In a 1995 USDA “White Paper,” the DEA stated that they are “opposed to any consideration of hemp as a legitimate fiber or pulp product,” and recommended that any USDA researcher who wishes to explore the issue must first be briefed by White House anti-drug officials. Since then, DEA officials have stonewalled several state efforts to enact hemp cultivation and research bills by threatening to arrest any farmers who attempt to grow it. Most recently, President George Bush’s spokesman Ari Flesher answered the question: “Does the President favor the legalization of industrial hemp?” by stating that Bush has not made “any statements … that would lend one to reach that conclusion.”
Hemp Today Although our federal government refuses to waver on hemp prohibition, public, state and international support is growing. The European Union now subsidizes farmers to grow hemp, which is legally recognized as a commercial crop by the United Nations Single Convention on Narcotic Drugs, the North American Free Trade Agreement (NAFTA), and the General Agreement on Tariffs and Trade (GATT).
In recent years, a number of U.S. states have commissioned studies recommending hemp as a viable economic crop. Most recently, legislatures in Montana and North Dakota have enacted legislation licensing farmers to grow hemp (though federal approval still remains necessary), hopefully paving the way for a renewed U.S. hemp cultivation industry in the not-so-distant future.
End NORML INFO
Could it be true?
Did the Government Give Industrial Hemp a Pass to Clean Up Radiation in the States?
Dr. Ilya Raskin of Rutgers University’s Biotechnology Center for Agriculture and the Environment, who was a member of the original task force sent by the IAEA to examine food safety at the Chernobyl site figured out that through phytoremediation utilizing hemp, among other plants, the soil, and thus the food supply could be saved from toxicity.

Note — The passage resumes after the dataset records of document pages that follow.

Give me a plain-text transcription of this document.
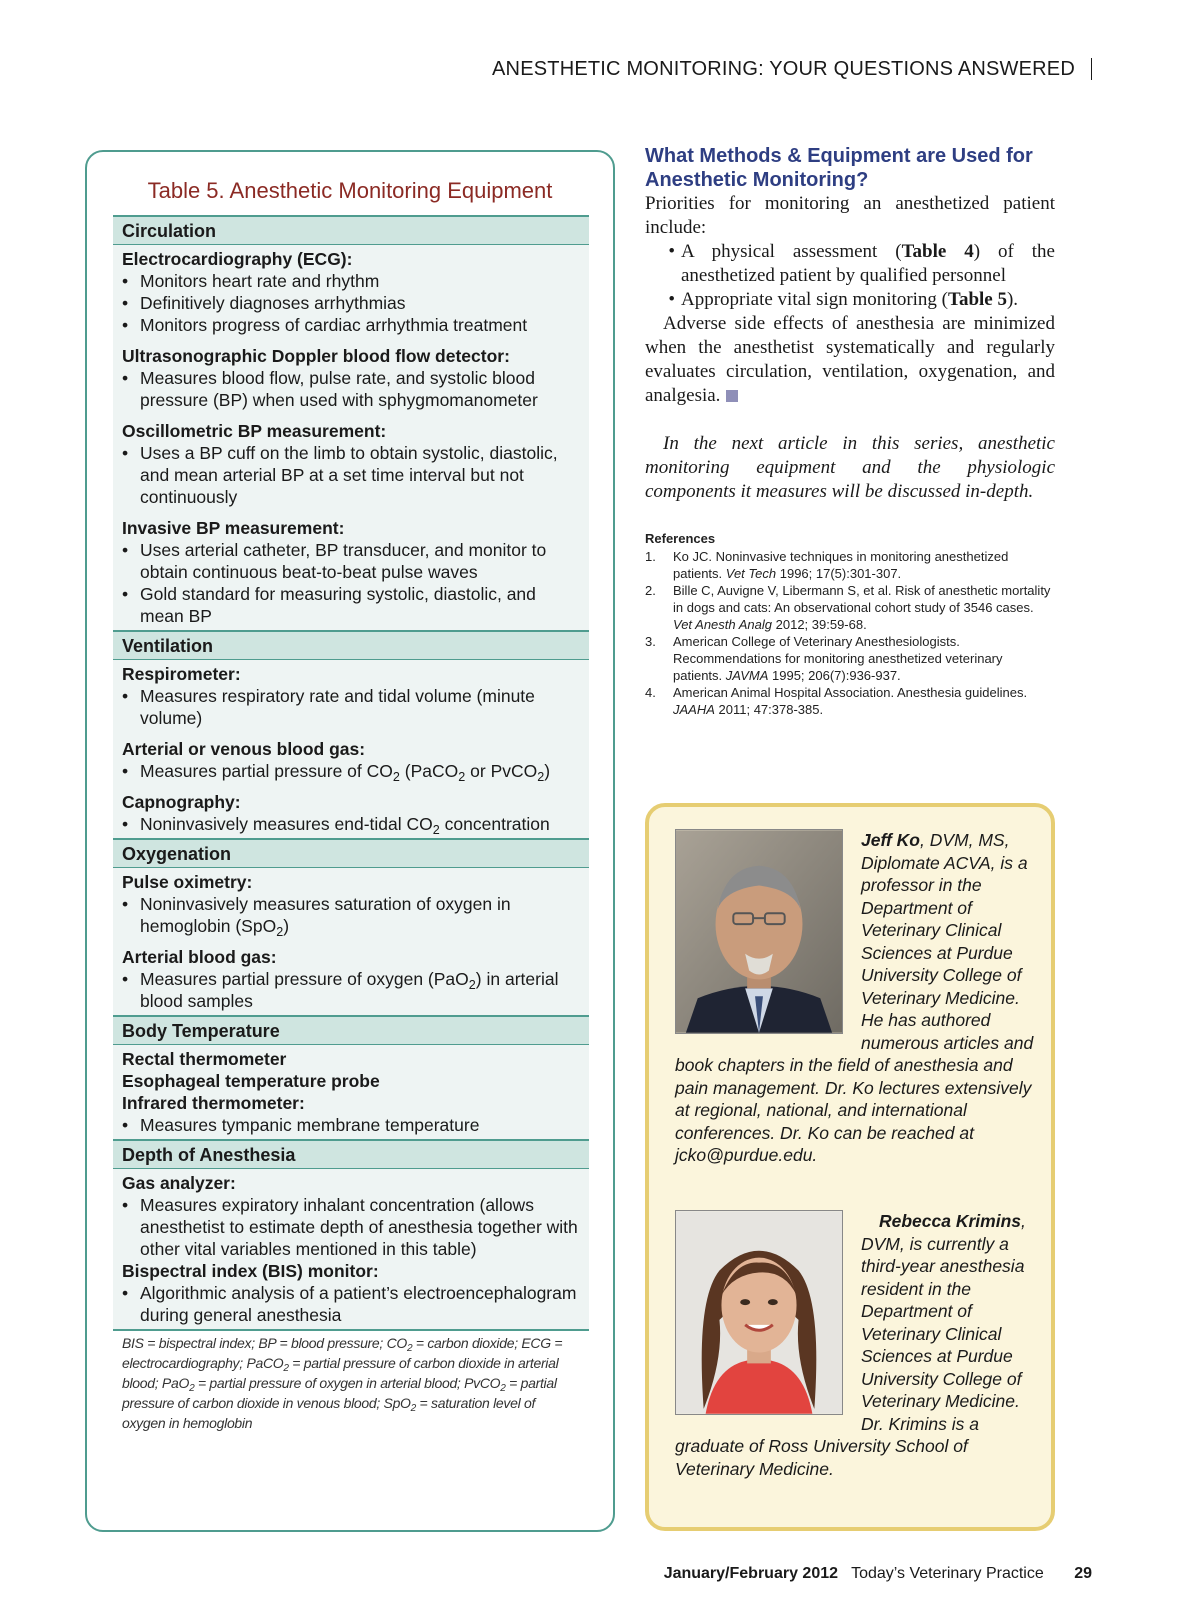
ANESTHETIC MONITORING: YOUR QUESTIONS ANSWERED
Table 5. Anesthetic Monitoring Equipment
Circulation
Electrocardiography (ECG):
• Monitors heart rate and rhythm
• Definitively diagnoses arrhythmias
• Monitors progress of cardiac arrhythmia treatment
Ultrasonographic Doppler blood flow detector:
• Measures blood flow, pulse rate, and systolic blood pressure (BP) when used with sphygmomanometer
Oscillometric BP measurement:
• Uses a BP cuff on the limb to obtain systolic, diastolic, and mean arterial BP at a set time interval but not continuously
Invasive BP measurement:
• Uses arterial catheter, BP transducer, and monitor to obtain continuous beat-to-beat pulse waves
• Gold standard for measuring systolic, diastolic, and mean BP
Ventilation
Respirometer:
• Measures respiratory rate and tidal volume (minute volume)
Arterial or venous blood gas:
• Measures partial pressure of $CO_2$ (PaCO$_2$ or PvCO$_2$)
Capnography:
• Noninvasively measures end-tidal $CO_2$ concentration
Oxygenation
Pulse oximetry:
• Noninvasively measures saturation of oxygen in hemoglobin (SpO$_2$)
Arterial blood gas:
• Measures partial pressure of oxygen (PaO$_2$) in arterial blood samples
Body Temperature
Rectal thermometer
Esophageal temperature probe
Infrared thermometer:
• Measures tympanic membrane temperature
Depth of Anesthesia
Gas analyzer:
• Measures expiratory inhalant concentration (allows anesthetist to estimate depth of anesthesia together with other vital variables mentioned in this table)
Bispectral index (BIS) monitor:
• Algorithmic analysis of a patient’s electroencephalogram during general anesthesia
BIS = bispectral index; BP = blood pressure; $CO_2$ = carbon dioxide; ECG = electrocardiography; PaCO$_2$ = partial pressure of carbon dioxide in arterial blood; PaO$_2$ = partial pressure of oxygen in arterial blood; PvCO$_2$ = partial pressure of carbon dioxide in venous blood; SpO$_2$ = saturation level of oxygen in hemoglobin
What Methods & Equipment are Used for Anesthetic Monitoring?
Priorities for monitoring an anesthetized patient include:
• A physical assessment (Table 4) of the anesthetized patient by qualified personnel
• Appropriate vital sign monitoring (Table 5).
Adverse side effects of anesthesia are minimized when the anesthetist systematically and regularly evaluates circulation, ventilation, oxygenation, and analgesia.
In the next article in this series, anesthetic monitoring equipment and the physiologic components it measures will be discussed in-depth.
References
1.	Ko JC. Noninvasive techniques in monitoring anesthetized patients. Vet Tech 1996; 17(5):301-307.
2.	Bille C, Auvigne V, Libermann S, et al. Risk of anesthetic mortality in dogs and cats: An observational cohort study of 3546 cases. Vet Anesth Analg 2012; 39:59-68.
3.	American College of Veterinary Anesthesiologists. Recommendations for monitoring anesthetized veterinary patients. JAVMA 1995; 206(7):936-937.
4.	American Animal Hospital Association. Anesthesia guidelines. JAAHA 2011; 47:378-385.
Jeff Ko, DVM, MS, Diplomate ACVA, is a professor in the Department of Veterinary Clinical Sciences at Purdue University College of Veterinary Medicine. He has authored numerous articles and book chapters in the field of anesthesia and pain management. Dr. Ko lectures extensively at regional, national, and international conferences. Dr. Ko can be reached at jcko@purdue.edu.
Rebecca Krimins, DVM, is currently a third-year anesthesia resident in the Department of Veterinary Clinical Sciences at Purdue University College of Veterinary Medicine. Dr. Krimins is a graduate of Ross University School of Veterinary Medicine.
January/February 2012 Today’s Veterinary Practice 29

Phytoremediation is the process whereby green plants remove toxins from the soil. Plants can extract specific elements within their ecosystem and still thrive. They accumulate the toxins in their tissues and root systems but remain undamaged. Sunflowers have been known to do something similar for centuries, eliminating heavy metals and pesticides from damaged soil. Two members of the mustard family are also useful for this process – Brassica juncea and Brassica carinata, but it seems hemp is quite amazing at sucking up radiation.
Granted, the government is probably dumbfounded at what to do with the Fukushima radiation headed our way, but the legalization of hemp just might balance some of the toxicity scientists expect. Fortunately, California, one of the states that will be hardest hit, has already legalized industrial hemp, but it has to wait for the federal government to give states the right before they can actually grow it. The Farm Bill only allows ‘research’ growth at certain institutions in 10 states currently.
George Washington and Thomas Jefferson grew hemp. In light of Fukushima, let’s join our countries’ founders to grow it too. You can help clean the soil in your area if hemp or medical marijuana has been legalized in your state, and help it to pass in further states by being vocal with your state and federal representatives.